A challenge that I can improve on is getting the mentee more engaged. As time goes by, the mentee might be thinking that you are just repeating the same old advice, so you have to keep it interesting. It is important to stay connected in between your sessions. When I’ve had any problems whatsoever, GT Scholars would be one phone call away, and they’re very responsive.
What was your most recent mentee like?
My first meeting with Daniel and his mum was very positive and interesting. They came to my office, and we sat down for a couple of hours and could have gone on for longer, but we had to go home. What stood out the most for me, was Daniel’s relationship with his mum and the way they engaged with me together. I knew from then that this was someone that I could genuinely help and guide.
What was your mentoring experience with Daniel like?
We worked around certain themes, one of them being for Daniel to be more confident with himself and trying to be more confident with the decisions he makes. We also talked about his independence, being less reliant on other people, and getting ready for adulthood. One of Daniel’s qualities that stood out was that he was very interested in what I had to say. When I gave him advice or talked through situations, what I said seemed to resonate with him, and he was able to take it away and then continue discussions when he came back.
Would you say mentoring is valuable for young people?
Mentoring is valuable for young people to get a chance to talk to another adult who they are not familiar with, talking to someone who doesn’t know them, so they get a chance to start again on a clean slate. Mentoring is also valuable for young people who want to bounce ideas off people who might already have experience in the area they are interested in.
Did you receive support throughout the programme?
I received regular support and would often get a call or an email checking in. Every quarter we would have to submit some reports and I had some technical difficulties. Marilyn helped me out with the issue and helped me get through my paperwork. We also received regular newsletters about what’s happening in the organisation. This was really great to have because it keeps you in touch with everyone else and gives you an idea of what else is happening out there.

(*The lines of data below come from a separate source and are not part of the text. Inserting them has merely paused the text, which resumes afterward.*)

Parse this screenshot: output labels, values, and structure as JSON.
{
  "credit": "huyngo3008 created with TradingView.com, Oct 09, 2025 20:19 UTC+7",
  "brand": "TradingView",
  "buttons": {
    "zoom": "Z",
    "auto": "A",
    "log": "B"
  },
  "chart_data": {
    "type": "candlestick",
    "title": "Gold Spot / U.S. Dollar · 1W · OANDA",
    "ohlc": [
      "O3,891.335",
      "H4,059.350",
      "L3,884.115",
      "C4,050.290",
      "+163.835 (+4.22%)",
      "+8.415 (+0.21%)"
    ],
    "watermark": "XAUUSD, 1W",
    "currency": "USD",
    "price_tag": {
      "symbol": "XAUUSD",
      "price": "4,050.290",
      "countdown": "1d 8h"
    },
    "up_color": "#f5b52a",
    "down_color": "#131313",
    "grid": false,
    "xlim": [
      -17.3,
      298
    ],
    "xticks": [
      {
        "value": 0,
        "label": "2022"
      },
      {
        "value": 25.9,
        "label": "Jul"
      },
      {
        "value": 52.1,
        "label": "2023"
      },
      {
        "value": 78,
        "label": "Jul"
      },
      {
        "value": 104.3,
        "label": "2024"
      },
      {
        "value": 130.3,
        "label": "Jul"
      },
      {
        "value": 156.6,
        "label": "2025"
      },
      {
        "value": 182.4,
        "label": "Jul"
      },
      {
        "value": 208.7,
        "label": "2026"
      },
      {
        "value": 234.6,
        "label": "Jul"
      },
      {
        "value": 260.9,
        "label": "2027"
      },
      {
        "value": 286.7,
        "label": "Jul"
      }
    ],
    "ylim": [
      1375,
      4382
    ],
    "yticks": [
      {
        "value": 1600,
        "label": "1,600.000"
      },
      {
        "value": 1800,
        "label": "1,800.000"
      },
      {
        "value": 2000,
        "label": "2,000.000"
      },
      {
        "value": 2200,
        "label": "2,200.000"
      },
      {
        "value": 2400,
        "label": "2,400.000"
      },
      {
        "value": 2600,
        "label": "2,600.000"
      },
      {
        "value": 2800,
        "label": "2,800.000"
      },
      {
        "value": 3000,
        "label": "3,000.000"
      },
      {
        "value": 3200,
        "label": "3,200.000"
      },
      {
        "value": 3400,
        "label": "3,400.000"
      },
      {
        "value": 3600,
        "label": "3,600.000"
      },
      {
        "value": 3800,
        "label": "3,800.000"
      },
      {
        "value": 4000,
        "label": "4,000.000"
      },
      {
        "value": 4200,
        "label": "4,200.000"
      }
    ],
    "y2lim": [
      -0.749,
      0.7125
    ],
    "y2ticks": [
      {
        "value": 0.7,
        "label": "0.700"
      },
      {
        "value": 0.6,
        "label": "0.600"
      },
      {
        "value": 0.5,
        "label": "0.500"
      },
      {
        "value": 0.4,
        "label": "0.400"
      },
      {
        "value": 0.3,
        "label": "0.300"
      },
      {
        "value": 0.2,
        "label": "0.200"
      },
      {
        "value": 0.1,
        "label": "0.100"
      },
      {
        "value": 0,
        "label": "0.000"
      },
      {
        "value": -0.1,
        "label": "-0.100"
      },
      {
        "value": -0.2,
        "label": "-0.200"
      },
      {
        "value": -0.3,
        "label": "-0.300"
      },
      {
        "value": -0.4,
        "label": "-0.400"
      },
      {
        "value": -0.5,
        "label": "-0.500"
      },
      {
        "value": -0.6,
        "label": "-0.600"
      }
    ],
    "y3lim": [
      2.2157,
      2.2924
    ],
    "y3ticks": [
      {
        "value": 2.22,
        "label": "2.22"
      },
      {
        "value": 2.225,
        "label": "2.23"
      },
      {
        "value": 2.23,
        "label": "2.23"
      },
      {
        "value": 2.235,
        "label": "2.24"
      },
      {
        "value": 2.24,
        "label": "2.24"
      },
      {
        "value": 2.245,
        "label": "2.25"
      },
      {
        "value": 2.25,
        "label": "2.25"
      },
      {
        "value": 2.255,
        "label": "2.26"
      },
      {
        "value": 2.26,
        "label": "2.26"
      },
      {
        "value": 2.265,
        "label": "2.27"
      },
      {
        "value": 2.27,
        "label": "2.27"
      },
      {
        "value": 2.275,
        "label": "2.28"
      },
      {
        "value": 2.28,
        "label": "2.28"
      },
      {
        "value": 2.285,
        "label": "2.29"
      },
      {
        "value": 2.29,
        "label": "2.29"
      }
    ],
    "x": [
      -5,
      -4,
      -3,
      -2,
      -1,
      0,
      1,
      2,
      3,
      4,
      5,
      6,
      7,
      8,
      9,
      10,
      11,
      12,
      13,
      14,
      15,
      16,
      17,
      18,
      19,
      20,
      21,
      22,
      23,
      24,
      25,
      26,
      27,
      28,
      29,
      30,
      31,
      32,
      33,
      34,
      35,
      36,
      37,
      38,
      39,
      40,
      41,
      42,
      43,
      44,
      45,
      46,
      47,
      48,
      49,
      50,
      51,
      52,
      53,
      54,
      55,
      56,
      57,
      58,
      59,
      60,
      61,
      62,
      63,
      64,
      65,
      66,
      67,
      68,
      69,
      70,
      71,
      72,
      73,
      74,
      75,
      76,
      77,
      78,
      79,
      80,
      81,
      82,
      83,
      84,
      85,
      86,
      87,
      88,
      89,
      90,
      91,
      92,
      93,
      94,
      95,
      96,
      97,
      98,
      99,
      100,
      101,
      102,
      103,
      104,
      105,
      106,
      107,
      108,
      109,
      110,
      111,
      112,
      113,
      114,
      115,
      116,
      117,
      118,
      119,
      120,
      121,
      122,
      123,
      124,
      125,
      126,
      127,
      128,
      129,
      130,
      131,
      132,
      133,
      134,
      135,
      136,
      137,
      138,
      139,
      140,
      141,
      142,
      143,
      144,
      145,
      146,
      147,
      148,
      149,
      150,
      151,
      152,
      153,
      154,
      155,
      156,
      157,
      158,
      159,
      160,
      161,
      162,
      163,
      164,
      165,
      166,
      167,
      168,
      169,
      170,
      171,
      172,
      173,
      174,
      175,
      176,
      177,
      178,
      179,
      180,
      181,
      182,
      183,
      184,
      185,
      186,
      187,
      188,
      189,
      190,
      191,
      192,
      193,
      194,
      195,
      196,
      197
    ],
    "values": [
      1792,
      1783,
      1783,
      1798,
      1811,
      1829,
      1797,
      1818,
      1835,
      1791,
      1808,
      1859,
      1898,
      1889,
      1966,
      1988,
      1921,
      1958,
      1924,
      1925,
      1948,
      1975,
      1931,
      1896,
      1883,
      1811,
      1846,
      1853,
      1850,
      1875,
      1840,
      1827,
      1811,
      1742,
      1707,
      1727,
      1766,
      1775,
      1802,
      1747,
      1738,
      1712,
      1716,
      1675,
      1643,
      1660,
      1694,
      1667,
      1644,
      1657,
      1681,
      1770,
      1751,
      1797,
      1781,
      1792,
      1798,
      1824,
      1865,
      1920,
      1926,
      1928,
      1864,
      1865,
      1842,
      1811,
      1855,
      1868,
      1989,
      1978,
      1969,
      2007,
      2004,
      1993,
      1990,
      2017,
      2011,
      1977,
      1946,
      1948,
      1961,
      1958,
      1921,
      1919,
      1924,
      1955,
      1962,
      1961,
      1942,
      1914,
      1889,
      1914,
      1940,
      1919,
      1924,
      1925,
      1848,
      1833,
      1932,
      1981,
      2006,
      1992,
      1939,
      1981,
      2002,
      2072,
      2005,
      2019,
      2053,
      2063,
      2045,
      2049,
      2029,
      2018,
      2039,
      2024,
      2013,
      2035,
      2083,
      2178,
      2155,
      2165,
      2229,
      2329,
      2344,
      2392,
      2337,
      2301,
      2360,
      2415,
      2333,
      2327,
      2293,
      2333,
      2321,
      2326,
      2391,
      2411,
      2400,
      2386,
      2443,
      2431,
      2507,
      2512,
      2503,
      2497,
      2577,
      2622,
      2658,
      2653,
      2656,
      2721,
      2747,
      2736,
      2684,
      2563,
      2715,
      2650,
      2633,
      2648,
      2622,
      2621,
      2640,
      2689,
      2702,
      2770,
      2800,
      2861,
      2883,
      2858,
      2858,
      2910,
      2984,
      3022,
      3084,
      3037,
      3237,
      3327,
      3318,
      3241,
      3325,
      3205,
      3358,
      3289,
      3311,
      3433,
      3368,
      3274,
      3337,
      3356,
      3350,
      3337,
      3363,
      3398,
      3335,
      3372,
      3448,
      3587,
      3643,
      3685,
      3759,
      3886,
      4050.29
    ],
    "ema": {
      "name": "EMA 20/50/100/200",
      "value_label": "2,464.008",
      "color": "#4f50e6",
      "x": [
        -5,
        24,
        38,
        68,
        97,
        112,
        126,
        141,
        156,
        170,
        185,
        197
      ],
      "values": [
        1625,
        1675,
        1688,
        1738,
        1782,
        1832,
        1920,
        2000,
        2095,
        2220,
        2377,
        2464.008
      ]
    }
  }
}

What would you say to people who want to join the programme?
I would say that you’ll need to be prepared for how different you may find your mentee, you may be worlds apart. You’ll have to be a good communicator with parents and mentees. Be sure to back up your words with action, always practice what you preach and don’t give out advice that you don’t actually follow yourself, because you won’t be able to get the confidence from your mentee. Make sure that you are in a good place before committing time to help others because they will be relying on you.